O Estado como espaço público político pode ser compreendido a partir de diversas correntes de pensamento. Para Vieira (2001), esta análise pode ser feita a partir de três modelos: o modelo agonístico, o modelo liberal e o modelo discursivo. O modelo agonístico reconhece o fim da união entre religião, autoridade e tradição. Ou seja, o conceito de um poder sólido e soberano torna-se esgotável. Não há mais distinção entre os espaços de atuação do privado para o público, constituindo assim o que o autor denomina como ascensão social, isto é, de um lado o poder privado, de outro o poder do Estado. Segundo Vieira (2001, p. 53) “[...] a ascensão social e o declínio do espaço público podem ser vistos como tentativa de pensar através da história humana, sedimentada em camadas de linguagem”. Neste caso o espaço público “[...] é definido como um lugar onde ocorre apenas certo tipo de ação”. O

diálogo entre os diversos atores sociais não é possível de acontecer na interação de diversas classes sociais. Por isso, “Somente o poder, no sentido arendtiano, é gerado pelo debate público e sustentado por ele” (VIEIRA, 2001, p. 56).
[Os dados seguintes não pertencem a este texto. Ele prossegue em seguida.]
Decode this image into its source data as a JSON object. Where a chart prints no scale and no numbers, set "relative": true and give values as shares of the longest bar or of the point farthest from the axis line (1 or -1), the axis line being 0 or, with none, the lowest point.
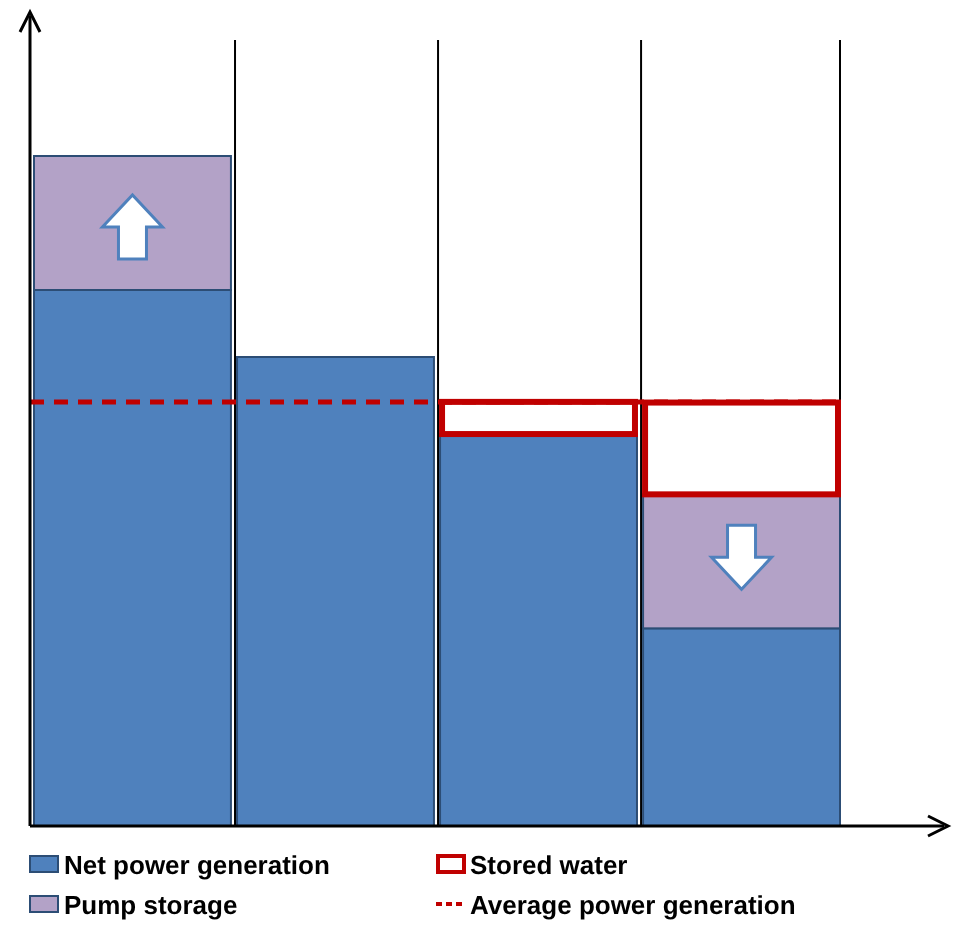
{
  "chart_data": {
    "type": "bar",
    "relative": true,
    "stacked": true,
    "categories": [
      null,
      null,
      null,
      null
    ],
    "series": [
      {
        "name": "Net power generation",
        "color": "#4f81bd",
        "values": [
          0.8,
          0.7,
          0.585,
          0.295
        ]
      },
      {
        "name": "Pump storage",
        "color": "#b3a2c7",
        "values": [
          0.2,
          null,
          null,
          0.2
        ]
      },
      {
        "name": "Stored water",
        "color": "#c00000",
        "values": [
          null,
          null,
          0.048,
          0.137
        ]
      }
    ],
    "ref_lines": [
      {
        "axis": "y",
        "value": 0.633,
        "label": "Average power generation",
        "color": "#c00000",
        "line_style": "dashed"
      }
    ],
    "grid": "x",
    "legend": "bottom"
  }
}
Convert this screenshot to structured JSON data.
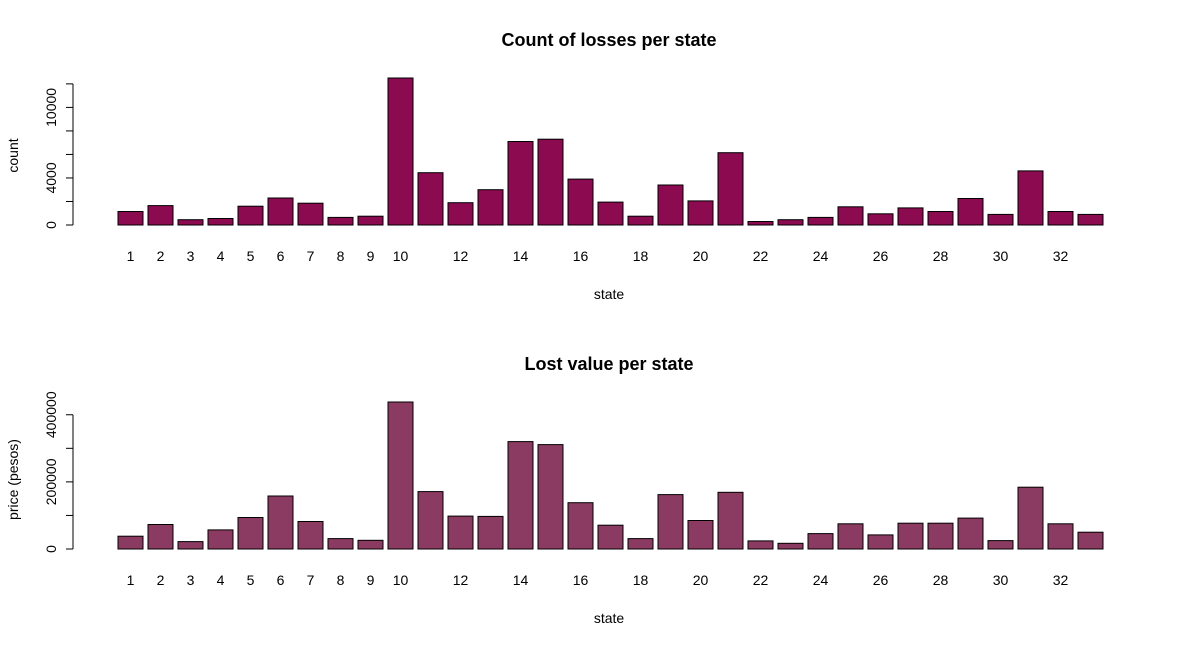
{
  "chart_data": [
    {
      "type": "bar",
      "title": "Count of losses per state",
      "xlabel": "state",
      "ylabel": "count",
      "ylim": [
        0,
        12600
      ],
      "yticks": [
        0,
        4000,
        10000
      ],
      "yticks_unlabeled": [
        2000,
        6000,
        8000,
        12000
      ],
      "categories": [
        "1",
        "2",
        "3",
        "4",
        "5",
        "6",
        "7",
        "8",
        "9",
        "10",
        "11",
        "12",
        "13",
        "14",
        "15",
        "16",
        "17",
        "18",
        "19",
        "20",
        "21",
        "22",
        "23",
        "24",
        "25",
        "26",
        "27",
        "28",
        "29",
        "30",
        "31",
        "32",
        "33"
      ],
      "shown_tick_labels": [
        "1",
        "2",
        "3",
        "4",
        "5",
        "6",
        "7",
        "8",
        "9",
        "10",
        "12",
        "14",
        "16",
        "18",
        "20",
        "22",
        "24",
        "26",
        "28",
        "30",
        "32"
      ],
      "values": [
        1150,
        1650,
        450,
        550,
        1600,
        2300,
        1850,
        650,
        750,
        12500,
        4450,
        1900,
        3000,
        7100,
        7300,
        3900,
        1950,
        750,
        3400,
        2050,
        6150,
        300,
        450,
        650,
        1550,
        950,
        1450,
        1150,
        2250,
        900,
        4600,
        1150,
        900
      ],
      "color": "#8B0A50",
      "grid": false
    },
    {
      "type": "bar",
      "title": "Lost value per state",
      "xlabel": "state",
      "ylabel": "price (pesos)",
      "ylim": [
        0,
        440000
      ],
      "yticks": [
        0,
        200000,
        400000
      ],
      "yticks_unlabeled": [
        100000,
        300000
      ],
      "categories": [
        "1",
        "2",
        "3",
        "4",
        "5",
        "6",
        "7",
        "8",
        "9",
        "10",
        "11",
        "12",
        "13",
        "14",
        "15",
        "16",
        "17",
        "18",
        "19",
        "20",
        "21",
        "22",
        "23",
        "24",
        "25",
        "26",
        "27",
        "28",
        "29",
        "30",
        "31",
        "32",
        "33"
      ],
      "shown_tick_labels": [
        "1",
        "2",
        "3",
        "4",
        "5",
        "6",
        "7",
        "8",
        "9",
        "10",
        "12",
        "14",
        "16",
        "18",
        "20",
        "22",
        "24",
        "26",
        "28",
        "30",
        "32"
      ],
      "values": [
        38000,
        73000,
        22000,
        57000,
        94000,
        158000,
        82000,
        31000,
        26000,
        438000,
        171000,
        98000,
        97000,
        320000,
        311000,
        138000,
        71000,
        31000,
        162000,
        85000,
        169000,
        24000,
        17000,
        46000,
        75000,
        42000,
        77000,
        77000,
        92000,
        25000,
        184000,
        75000,
        50000
      ],
      "color": "#8B3A62",
      "grid": false
    }
  ]
}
O modelo liberal propõe a possibilidade de neutralidade constante e se apoia na legalidade para obter legitimidade. O diálogo dos atores sociais é restrito e passa a ser considerado importante a partir da legitimidade do mensageiro. Por isso, algumas classes sociais estão isoladas do debate. Neste sentido Vieira (2001, p. 57) afirma: “Para os liberais, podemos discutir legitimamente os segundos, mas devemos abstrair os primeiros”. Entretanto, uma das criticas a esse modelo é: “[...] justamente o procedimento de diálogo público livre de restrições que vai decidir a natureza dos temas que se debatem” (VIEIRA, 2001, p. 57).

O Estado assume o papel de constituir-se como espaço político, que é expresso na visão Habermesiana como: “[...] criação de procedimentos pelos quais todos os afetados por normas sociais gerais e decisões políticas coletivas possam participar de sua formulação e adoção” (VIEIRA, 2001, p. 59). Uma das potencialidades desta proposta é que não exclui, nem despreza a neutralidade. No entanto, para que esse modelo proposto por Habermas possa ser implementado é necessário o comprometimento e maturidade e o desenvolvimento de uma capacidade de organização dos diferentes atores sociais.
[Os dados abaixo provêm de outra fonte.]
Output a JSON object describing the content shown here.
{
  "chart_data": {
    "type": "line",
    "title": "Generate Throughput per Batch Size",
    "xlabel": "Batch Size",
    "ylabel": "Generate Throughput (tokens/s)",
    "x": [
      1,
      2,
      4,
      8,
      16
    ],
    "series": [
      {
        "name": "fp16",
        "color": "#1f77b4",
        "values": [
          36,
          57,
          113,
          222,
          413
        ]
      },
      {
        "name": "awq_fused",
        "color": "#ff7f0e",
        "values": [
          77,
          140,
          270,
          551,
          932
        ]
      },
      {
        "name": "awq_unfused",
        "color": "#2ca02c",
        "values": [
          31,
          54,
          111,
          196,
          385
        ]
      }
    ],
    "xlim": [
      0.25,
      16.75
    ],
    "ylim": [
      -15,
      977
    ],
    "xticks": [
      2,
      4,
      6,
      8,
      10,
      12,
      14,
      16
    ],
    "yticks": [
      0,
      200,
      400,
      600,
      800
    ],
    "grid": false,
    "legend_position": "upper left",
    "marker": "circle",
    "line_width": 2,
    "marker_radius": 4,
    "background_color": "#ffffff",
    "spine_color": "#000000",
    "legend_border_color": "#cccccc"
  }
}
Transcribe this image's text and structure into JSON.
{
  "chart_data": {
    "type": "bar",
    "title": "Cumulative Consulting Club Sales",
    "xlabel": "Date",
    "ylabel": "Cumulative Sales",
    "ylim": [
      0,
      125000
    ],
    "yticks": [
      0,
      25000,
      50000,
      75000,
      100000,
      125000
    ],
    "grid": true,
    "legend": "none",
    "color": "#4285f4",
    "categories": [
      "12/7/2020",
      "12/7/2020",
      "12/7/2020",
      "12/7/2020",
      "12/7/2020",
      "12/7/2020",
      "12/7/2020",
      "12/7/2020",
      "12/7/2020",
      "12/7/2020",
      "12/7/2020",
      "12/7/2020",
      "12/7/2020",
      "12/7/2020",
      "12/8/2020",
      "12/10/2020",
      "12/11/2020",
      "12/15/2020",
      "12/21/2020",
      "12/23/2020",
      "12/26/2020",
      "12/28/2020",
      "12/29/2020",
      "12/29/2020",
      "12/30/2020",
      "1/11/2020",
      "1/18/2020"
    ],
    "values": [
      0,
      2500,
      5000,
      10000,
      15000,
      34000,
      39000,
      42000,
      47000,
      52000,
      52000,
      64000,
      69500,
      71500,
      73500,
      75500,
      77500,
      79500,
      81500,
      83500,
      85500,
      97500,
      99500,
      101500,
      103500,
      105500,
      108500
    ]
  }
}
Um dos desafios para a ressignificação do Estado é conduzir uma política que permita a percepção de que os problemas socialmente produzidos não podem ser resolvidos exclusivamente a partir de ações sociais, pois dependem também das mudanças de comportamento. Por isso, que Vieira (2001, p. 59) define: “Surge uma esfera pública quando e onde todos os afetados por uma norma social ou política de ação, empreendem um discurso prático”.
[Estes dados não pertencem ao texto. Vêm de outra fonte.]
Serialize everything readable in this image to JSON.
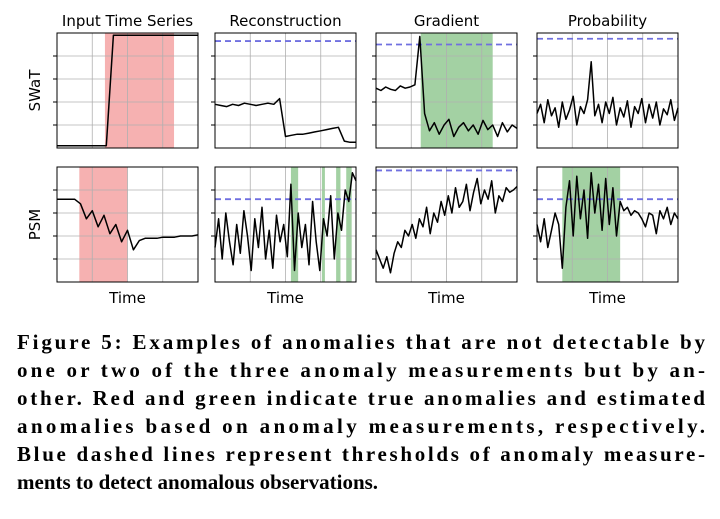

O discurso prático torna-se elemento de legitimação, isto quando sua sustentação está na argumentação e não no consumismo. Vieira (2001, p. 60) explica: “Ao final da análise, o princípio normativo do diálogo livre e irrestrito entre indivíduos racionais, que é o princípio da legitimação democrática para todas as sociedades modernas, não fica ancorado nem nas instituições, nem no mundo da vida”.

Para que esse discurso entre atores aconteça, alguns elementos são fundamentais, entre eles, o desejo de participação dos envolvidos; a responsabilidade e maturidade nos processos de escolhas dos rumos da humanidade; a legitimidade do poder que operacionaliza as

decisões. Ou seja, o Estado precisa assumir o papel de mediador de diálogo entre os diferentes atores e garantir a operacionalização das escolhas construídas conjuntamente.

Considerando que todas as questões estão direcionadas pela lógica do sistema capitalista e pela cultura do consumo, o Estado deve garantir um espaço público de debate que promova a construção de novos saberes e a conscientização daquilo que pode ser precificado e daquilo que tem valor. Por isso, compreender a importância da sustentabilidade e das ações que norteiam a responsabilidade socioambiental torna-se imprescindível para a gestão pública ambiental.